History

Gapminder was founded in Stockholm on 25 February 2005 by Ola Rosling, Anna Rosling Rönnlund and Hans Rosling. In 2006, Hans held his first TED talk called, “The best statistics you’ve never seen”. It became one of the most watched TED talks ever, thanks to its unique combination of knowledge testing, animated bubble charts and storytelling about global development.

Those animated bubble charts were created using a software called Trendalyzer, which Gapminder had developed to make global public data understandable. In 2007, Google bought Trendalyzer and the team of developers moved to Google’s headquarters in California. Over three years the team improved the user experience for the search and exploration of global public data.

In 2010, Anna and Ola decided to leave Google and return to Gapminder to develop free teaching material. In order to prioritize what content to include, they started the Ignorance Project, in which they measured public knowledge (or rather the lack of knowledge). They soon realized that spreading facts wasn’t enough. The problem was bigger. They discovered that most people had a worldview that was overdramatic and wrong.

To help combat this mass ignorance about the world, Anna, Ola and Hans started writing a book. Factfulness was published in 2018 and has been translated into more than 25 languages. It is a New York Times and Amazon best seller.

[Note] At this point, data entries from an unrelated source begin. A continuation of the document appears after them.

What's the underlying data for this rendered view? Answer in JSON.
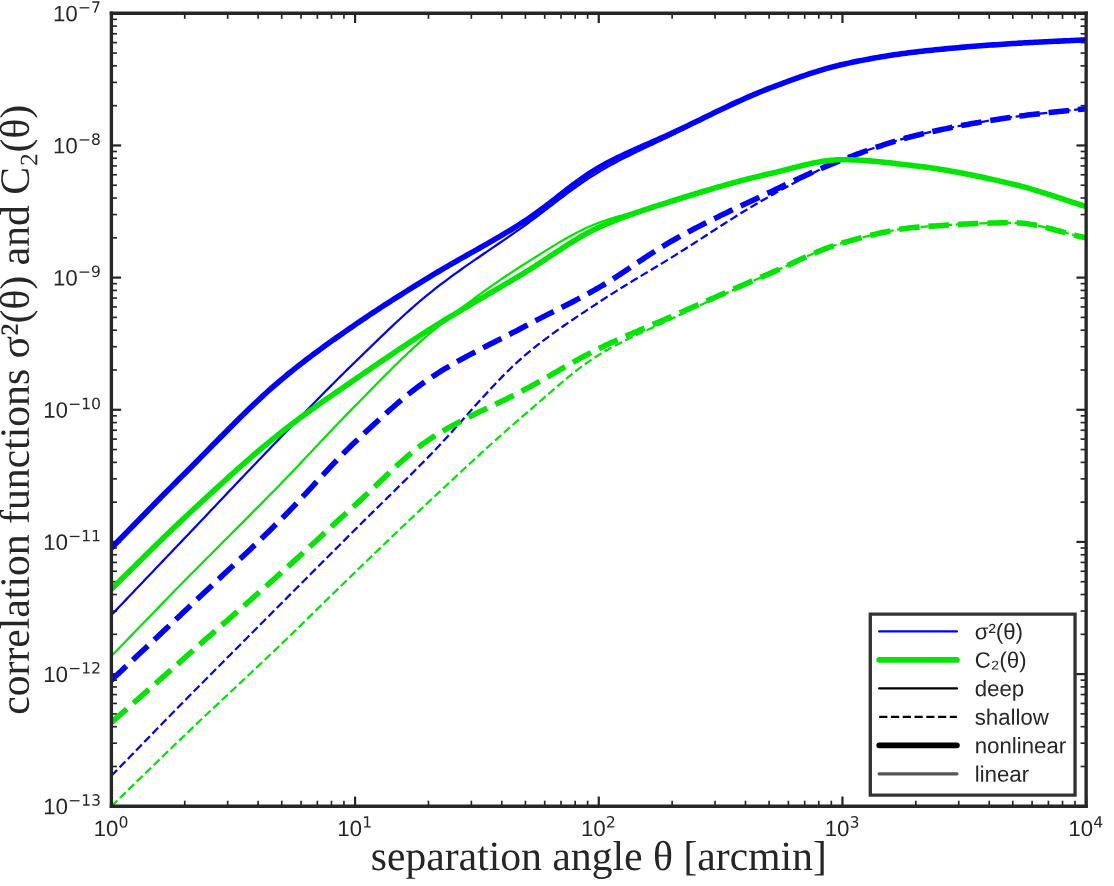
{
  "chart_data": {
    "type": "line",
    "xlabel": "separation angle θ [arcmin]",
    "ylabel": "correlation functions σ²(θ) and C₂(θ)",
    "x": [
      1,
      2,
      5,
      10,
      20,
      50,
      100,
      200,
      500,
      1000,
      2000,
      5000,
      10000
    ],
    "log": "xy",
    "xlim": [
      1,
      10000
    ],
    "ylim": [
      1e-13,
      1e-07
    ],
    "xticks": [
      {
        "value": 1,
        "label": "10$^{0}$"
      },
      {
        "value": 10,
        "label": "10$^{1}$"
      },
      {
        "value": 100,
        "label": "10$^{2}$"
      },
      {
        "value": 1000,
        "label": "10$^{3}$"
      },
      {
        "value": 10000,
        "label": "10$^{4}$"
      }
    ],
    "yticks": [
      {
        "value": 1e-13,
        "label": "10$^{−13}$"
      },
      {
        "value": 1e-12,
        "label": "10$^{−12}$"
      },
      {
        "value": 1e-11,
        "label": "10$^{−11}$"
      },
      {
        "value": 1e-10,
        "label": "10$^{−10}$"
      },
      {
        "value": 1e-09,
        "label": "10$^{−9}$"
      },
      {
        "value": 1e-08,
        "label": "10$^{−8}$"
      },
      {
        "value": 1e-07,
        "label": "10$^{−7}$"
      }
    ],
    "grid": false,
    "legend": "bottom right",
    "marker": "none",
    "series": [
      {
        "color": "#0000ff",
        "line_style": "solid",
        "values": [
          9e-12,
          3.3e-11,
          1.7e-10,
          4.4e-10,
          1e-09,
          2.7e-09,
          6.8e-09,
          1.24e-08,
          2.7e-08,
          4.1e-08,
          5.1e-08,
          5.9e-08,
          6.3e-08
        ]
      },
      {
        "color": "#0000ff",
        "line_style": "solid",
        "values": [
          2.8e-12,
          1.07e-11,
          6.3e-11,
          2.3e-10,
          7.5e-10,
          2.5e-09,
          6.3e-09,
          1.2e-08,
          2.7e-08,
          4.1e-08,
          5.1e-08,
          5.9e-08,
          6.3e-08
        ]
      },
      {
        "color": "#0000ff",
        "line_style": "dashed",
        "values": [
          9e-13,
          3e-12,
          1.5e-11,
          5.7e-11,
          1.7e-10,
          4.3e-10,
          8.4e-10,
          1.9e-09,
          4.4e-09,
          7.8e-09,
          1.19e-08,
          1.64e-08,
          1.9e-08
        ]
      },
      {
        "color": "#0000ff",
        "line_style": "dashed",
        "values": [
          1.7e-13,
          6.3e-13,
          3.45e-12,
          1.24e-11,
          4.4e-11,
          2.6e-10,
          6.5e-10,
          1.43e-09,
          4.1e-09,
          7.8e-09,
          1.19e-08,
          1.64e-08,
          1.9e-08
        ]
      },
      {
        "color": "#00e600",
        "line_style": "solid",
        "values": [
          4.4e-12,
          1.53e-11,
          6.8e-11,
          1.7e-10,
          4e-10,
          1.1e-09,
          2.4e-09,
          3.8e-09,
          6.1e-09,
          7.8e-09,
          7e-09,
          5.1e-09,
          3.45e-09
        ]
      },
      {
        "color": "#00e600",
        "line_style": "solid",
        "values": [
          1.37e-12,
          5.1e-12,
          2.8e-11,
          1.07e-10,
          3.7e-10,
          1.28e-09,
          2.6e-09,
          3.7e-09,
          6.1e-09,
          7.8e-09,
          7e-09,
          5.1e-09,
          3.45e-09
        ]
      },
      {
        "color": "#00e600",
        "line_style": "dashed",
        "values": [
          4.3e-13,
          1.33e-12,
          5.9e-12,
          1.9e-11,
          5.9e-11,
          1.43e-10,
          2.9e-10,
          5.1e-10,
          1.07e-09,
          1.83e-09,
          2.4e-09,
          2.6e-09,
          2e-09
        ]
      },
      {
        "color": "#00e600",
        "line_style": "dashed",
        "values": [
          1e-13,
          3.45e-13,
          1.7e-12,
          5.9e-12,
          2e-11,
          9.3e-11,
          2.6e-10,
          4.9e-10,
          1.07e-09,
          1.83e-09,
          2.4e-09,
          2.6e-09,
          2e-09
        ]
      },
      {
        "name": "σ²(θ)",
        "color": "#0000ff",
        "line_style": "solid",
        "values": [
          null,
          null,
          null,
          null,
          null,
          null,
          null,
          null,
          null,
          null,
          null,
          null,
          null
        ]
      },
      {
        "name": "C₂(θ)",
        "color": "#00e600",
        "line_style": "solid",
        "values": [
          null,
          null,
          null,
          null,
          null,
          null,
          null,
          null,
          null,
          null,
          null,
          null,
          null
        ]
      },
      {
        "name": "deep",
        "color": "#000000",
        "line_style": "solid",
        "values": [
          null,
          null,
          null,
          null,
          null,
          null,
          null,
          null,
          null,
          null,
          null,
          null,
          null
        ]
      },
      {
        "name": "shallow",
        "color": "#000000",
        "line_style": "dashed",
        "values": [
          null,
          null,
          null,
          null,
          null,
          null,
          null,
          null,
          null,
          null,
          null,
          null,
          null
        ]
      },
      {
        "name": "nonlinear",
        "color": "#000000",
        "line_style": "solid",
        "values": [
          null,
          null,
          null,
          null,
          null,
          null,
          null,
          null,
          null,
          null,
          null,
          null,
          null
        ]
      },
      {
        "name": "linear",
        "color": "#555555",
        "line_style": "solid",
        "values": [
          null,
          null,
          null,
          null,
          null,
          null,
          null,
          null,
          null,
          null,
          null,
          null,
          null
        ]
      }
    ]
  }
}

Sadly, Hans didn’t live to see the book published. He passed away on 7 February 2017. His drive to educate the public about global development lives on though, with Ola and Anna continuing to lead Gapminder as it finds new ways to promote a fact-based worldview.

Gapminder does not award any grants. It is an operating foundation that provides services as defined by the board, sometimes as collaborative projects with universities, UN organisations, public agencies and non-governmental organisations.

To fulfil our aim, we are currently working on:

  • Creating thousands of questions and testing the general public around the world to identify misconceptions and to find ways to unveil them.
  • Keeping our tools’ statistical content up-to-date and making time series freely available. 
  • Producing educational materials such as videos, presentations, and many types of graphics for everyone to use freely.